Ironically, Bellarmine’s definition (as well as Pius XII’s centuries later in Mystici Corporis) was more inclusive than post-Vatican II ecclesiologies, because the former presumed one was a Catholic in good standing until proven otherwise, while the latter requires a subjective determination of how “fully” one is united to the Church (LG, 14). While Vatican II’s teaching on the Church contains many great insights, its attempt to gradate communion without explicit, objective criteria turns ecclesial communion into an ideal held together only by hierarchical power.
Conclusion
So, then, we ask again: of what does communion consist? With Vatican II, we affirm that
They are fully incorporated in the society of the Church who, possessing the Spirit of Christ accept her entire system and all the means of salvation given to her, and are united with her as part of her visible bodily structure and through her with Christ, who rules her through the Supreme Pontiff and the bishops. The bonds which bind men to the Church in a visible way are profession of faith, the sacraments, and ecclesiastical government and communion. (LG, 14)

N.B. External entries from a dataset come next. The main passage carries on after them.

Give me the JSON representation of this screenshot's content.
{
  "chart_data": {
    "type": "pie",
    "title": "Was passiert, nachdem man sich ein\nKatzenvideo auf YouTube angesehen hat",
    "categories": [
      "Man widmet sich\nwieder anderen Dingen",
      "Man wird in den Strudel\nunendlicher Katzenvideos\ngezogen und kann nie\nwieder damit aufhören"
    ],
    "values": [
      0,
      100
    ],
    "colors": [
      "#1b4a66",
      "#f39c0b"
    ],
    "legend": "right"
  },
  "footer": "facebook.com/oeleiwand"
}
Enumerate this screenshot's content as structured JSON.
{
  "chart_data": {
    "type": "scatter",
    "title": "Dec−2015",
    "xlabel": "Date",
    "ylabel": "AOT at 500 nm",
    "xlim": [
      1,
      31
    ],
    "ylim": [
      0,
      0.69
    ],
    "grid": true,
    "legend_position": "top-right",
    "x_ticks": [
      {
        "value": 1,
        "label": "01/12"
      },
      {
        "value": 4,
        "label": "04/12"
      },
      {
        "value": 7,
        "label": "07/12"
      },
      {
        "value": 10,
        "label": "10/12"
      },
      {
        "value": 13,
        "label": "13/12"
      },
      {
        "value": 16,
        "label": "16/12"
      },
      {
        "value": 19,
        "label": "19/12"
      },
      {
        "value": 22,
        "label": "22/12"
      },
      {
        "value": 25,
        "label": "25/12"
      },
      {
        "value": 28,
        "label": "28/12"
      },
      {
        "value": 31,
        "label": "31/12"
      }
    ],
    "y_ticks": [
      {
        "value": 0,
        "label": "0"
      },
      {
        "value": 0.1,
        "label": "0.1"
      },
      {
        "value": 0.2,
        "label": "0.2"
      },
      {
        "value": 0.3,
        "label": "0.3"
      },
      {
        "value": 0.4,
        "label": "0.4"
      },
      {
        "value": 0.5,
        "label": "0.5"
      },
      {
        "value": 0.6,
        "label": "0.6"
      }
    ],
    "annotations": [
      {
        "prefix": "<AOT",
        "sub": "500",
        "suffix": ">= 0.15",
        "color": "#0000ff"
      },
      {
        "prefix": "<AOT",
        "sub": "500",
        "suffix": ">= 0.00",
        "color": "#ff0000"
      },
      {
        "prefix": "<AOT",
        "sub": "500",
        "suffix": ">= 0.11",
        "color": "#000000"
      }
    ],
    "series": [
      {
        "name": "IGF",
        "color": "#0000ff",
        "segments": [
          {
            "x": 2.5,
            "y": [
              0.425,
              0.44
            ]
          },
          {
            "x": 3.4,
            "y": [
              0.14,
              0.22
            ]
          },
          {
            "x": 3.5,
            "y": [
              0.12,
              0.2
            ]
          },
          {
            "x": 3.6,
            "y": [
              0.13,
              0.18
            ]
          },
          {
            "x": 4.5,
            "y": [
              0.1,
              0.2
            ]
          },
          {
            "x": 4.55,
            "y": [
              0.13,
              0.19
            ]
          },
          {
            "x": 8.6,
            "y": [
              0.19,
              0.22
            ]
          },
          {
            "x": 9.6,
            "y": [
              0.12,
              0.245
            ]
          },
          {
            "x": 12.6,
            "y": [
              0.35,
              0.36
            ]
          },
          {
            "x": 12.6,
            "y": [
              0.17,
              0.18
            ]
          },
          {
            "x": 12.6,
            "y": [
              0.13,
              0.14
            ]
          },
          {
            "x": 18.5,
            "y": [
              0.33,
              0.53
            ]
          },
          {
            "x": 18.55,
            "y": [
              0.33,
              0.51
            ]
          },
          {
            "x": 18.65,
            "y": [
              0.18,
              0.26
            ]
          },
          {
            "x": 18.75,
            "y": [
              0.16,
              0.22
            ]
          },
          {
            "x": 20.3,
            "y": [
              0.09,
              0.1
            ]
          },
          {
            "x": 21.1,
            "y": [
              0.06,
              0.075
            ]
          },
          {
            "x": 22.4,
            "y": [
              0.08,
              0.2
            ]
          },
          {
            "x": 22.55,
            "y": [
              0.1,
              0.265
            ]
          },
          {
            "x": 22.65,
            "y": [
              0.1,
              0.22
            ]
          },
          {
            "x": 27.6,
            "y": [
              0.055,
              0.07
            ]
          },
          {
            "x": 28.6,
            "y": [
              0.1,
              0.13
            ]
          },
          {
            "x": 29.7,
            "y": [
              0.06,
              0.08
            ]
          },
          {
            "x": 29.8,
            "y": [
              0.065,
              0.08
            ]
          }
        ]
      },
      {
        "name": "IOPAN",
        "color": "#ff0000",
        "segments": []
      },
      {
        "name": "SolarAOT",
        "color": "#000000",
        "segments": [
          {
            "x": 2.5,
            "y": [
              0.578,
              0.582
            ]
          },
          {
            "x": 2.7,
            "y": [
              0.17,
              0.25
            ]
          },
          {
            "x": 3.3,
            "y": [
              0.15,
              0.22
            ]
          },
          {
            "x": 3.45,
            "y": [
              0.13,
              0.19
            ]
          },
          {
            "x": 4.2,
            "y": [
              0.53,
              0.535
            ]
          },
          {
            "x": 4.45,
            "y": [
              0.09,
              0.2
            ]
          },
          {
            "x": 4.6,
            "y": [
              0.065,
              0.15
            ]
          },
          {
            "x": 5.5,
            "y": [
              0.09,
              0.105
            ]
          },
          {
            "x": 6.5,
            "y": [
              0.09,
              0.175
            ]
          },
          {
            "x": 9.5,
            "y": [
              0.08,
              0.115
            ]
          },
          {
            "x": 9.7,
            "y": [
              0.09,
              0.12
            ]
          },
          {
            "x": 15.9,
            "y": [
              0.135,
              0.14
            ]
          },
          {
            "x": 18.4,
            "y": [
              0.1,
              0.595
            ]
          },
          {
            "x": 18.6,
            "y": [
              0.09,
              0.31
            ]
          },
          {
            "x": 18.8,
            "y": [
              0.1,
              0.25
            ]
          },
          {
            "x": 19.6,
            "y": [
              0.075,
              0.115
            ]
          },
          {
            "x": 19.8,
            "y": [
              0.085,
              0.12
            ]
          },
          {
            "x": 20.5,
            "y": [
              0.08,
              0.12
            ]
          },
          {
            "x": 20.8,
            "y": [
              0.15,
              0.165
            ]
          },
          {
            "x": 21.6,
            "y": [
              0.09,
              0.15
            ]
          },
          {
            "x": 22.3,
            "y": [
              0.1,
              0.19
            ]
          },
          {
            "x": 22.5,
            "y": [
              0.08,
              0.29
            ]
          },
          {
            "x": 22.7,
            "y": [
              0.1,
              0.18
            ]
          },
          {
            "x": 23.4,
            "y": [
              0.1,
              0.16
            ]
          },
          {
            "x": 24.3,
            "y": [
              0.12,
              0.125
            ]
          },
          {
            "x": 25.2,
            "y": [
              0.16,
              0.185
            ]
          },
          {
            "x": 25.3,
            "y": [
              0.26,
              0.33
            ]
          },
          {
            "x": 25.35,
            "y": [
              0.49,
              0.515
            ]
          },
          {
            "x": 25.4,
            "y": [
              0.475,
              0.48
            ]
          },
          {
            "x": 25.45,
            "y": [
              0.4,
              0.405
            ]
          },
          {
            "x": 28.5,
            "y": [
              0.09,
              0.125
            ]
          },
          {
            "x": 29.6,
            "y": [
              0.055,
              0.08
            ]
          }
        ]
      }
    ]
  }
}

But, as current events in the Church have shown, such a definition has its limitations. As groups of bishops move towards heterodoxy while simultaneously recognizing papal authority, we have a schizophrenic concept of communion.
St. Thomas Aquinas notes that the Church is built upon sacraments and faith. In asking whether the Apostles or their successors can institute new sacraments, Aquinas answers in the negative, stating:
The apostles and their successors are God’s vicars in governing the Church which is built on faith and the sacraments of faith. Wherefore, just as they may not institute another Church, so neither may they deliver another faith, nor institute other sacraments: on the contrary, the Church is said to be built up with the sacraments “which flowed from the side of Christ while hanging on the Cross.” (ST III.64, art. 2, ad. 3).
Being in communion with the Church presupposes that one is in communion with the Church’s faith and sacraments, which are mediated—and not created—by the hierarchy. Thus, to the extent that troublesome German bishops deviate from the Church’s sacramental rites and faith, we can say that they are no longer in Catholic communion—despite their supposed allegiance to the pope. If communion is going to be an appropriate concept for our reflections on the Church, then it must have a specific meaning, lest it be rendered completely meaningless.